Photo: Illustration (Courtesy of Seabased)

Seabased and ORE Catapult roll out wave-to-wire optimisation tool

Swedish wave energy company Seabased and the Offshore Renewable Energy (ORE) Catapult have created a new software tool designed to help extract the most power from various types of wave climates.

Illustration (Courtesy of Seabased)
Illustration (Courtesy of Seabased)

The new software tool will help Seabased optimise its wave energy system from wave to grid. It will also move the company toward the anticipated certification of its technology at the end of 2021, according to Seabased.

When combined with the test bench currently under development, with continued engineering support from ORE Catapult, the wave-to-wire tool will allow Seabased to quantify the amount of power customers can expect from its wave energy technology in any given wave climate.

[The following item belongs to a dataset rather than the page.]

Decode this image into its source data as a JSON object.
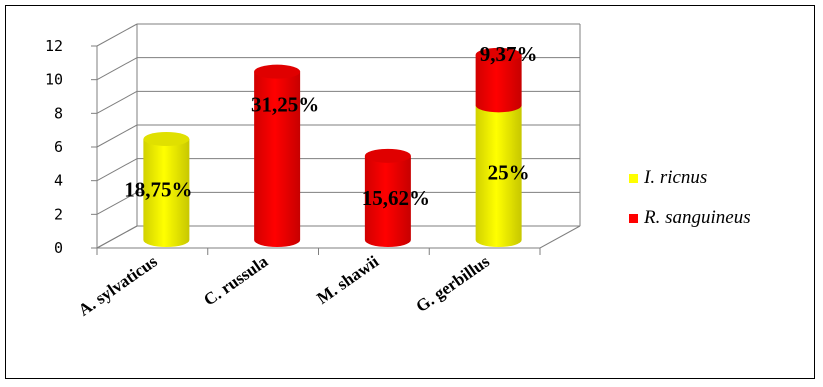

Simon Cheeseman, ORE Catapult’s Wave and Tidal Energy Sector Lead, said: “The introduction of commercial-scale wave energy into the renewables mix would be a welcome addition as we strive to reduce our carbon footprint and meet net-zero targets by 2050. ORE Catapult is pleased to be able to continue our support to Seabased with their ongoing technology development.

Quantifying the energy taken from wave resource is vital to secure investor confidence and this new wave-to-wire simulation software is designed to do exactly that”.

Francisco Francisco, Energy and Environment Officer for Seabased, who has been working on power park array simulations for each wave climate, said: “We need to know exactly how much power is going through the wire. Working with ORE Catapult has been really helpful. My passion is ensuring the numbers are accurate and ORE Catapult is an industry leader in these kinds of simulations”.

The collaboration with ORE Catapult was partly funded through the Interreg North Sea Region’s Ocean Energy Scale-up Alliance (OESA) project, which aims to accelerate the development of marine energy technologies through strategic partnerships and international collaborations.

Simon Stark, OESA’s Project Manager, said: “This kind of collaboration is what is needed to bring the enormous promise of ocean energy to fruition. We’re really pleased to see this progress with our OESA partners”.

Seabased wave energy technology comprises a buoy on the surface that, when lifted by a wave, raises a translator inside a generator on the sea floor, producing electrical power.

Seabased’s system channels that power to a marine substation where the electricity is converted to a form usable by conventional grids, which is then sent out to provide CO2-free power to the grid.